People ask, “How do you drink wine in the metaverse?” The same way you drink wine in a virtual zoom tasting — you sit in front of your computer and drink wine. Only now you’re seeing yourself in an actual bar as opposed to watching yourself in a box.
I wholeheartedly believe in access to information and people through a visual platform. As a kid, magazines transported me places. To me, the metaverse is no different. It gives you an experience that brings you somewhere else.
Can you describe your marketing strategy? Do you think a lot about your consumer demographic?
When I think about Massican, I don’t think about how old you are. I think about what your alternative options are. How can I make something that’s lighter, brighter, fresher, and at a price point that makes sense for multiple generations interested in wine?

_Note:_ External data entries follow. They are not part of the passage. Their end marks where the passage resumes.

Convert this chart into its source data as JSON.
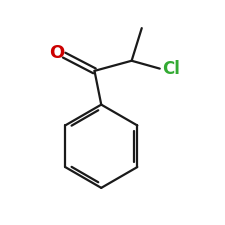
{
  "background_color": "#ffffff",
  "bond_color": "#1a1a1a",
  "O_color": "#cc0000",
  "Cl_color": "#33aa33",
  "O_label": "O",
  "Cl_label": "Cl",
  "figsize": [
    2.25,
    2.25
  ],
  "dpi": 100,
  "xlim": [
    0,
    10
  ],
  "ylim": [
    0,
    10
  ]
}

I go back to thinking about how much the wines cost me when I lived in Italy, drinking local wines out of the pitcher on the table that costs three, four euros per half-liter — that is not necessarily the same experience Napa Valley vibes on.
As an industry, we’ve done a bad job educating people. We’ve done a bad job bringing them into the mix.
Massican is an opportunity for an Old World experience that is potentially more nostalgic, inclusive and modern at the same time. It’s about lifestyle, curiosity, adventure and going outside of your comfort zone.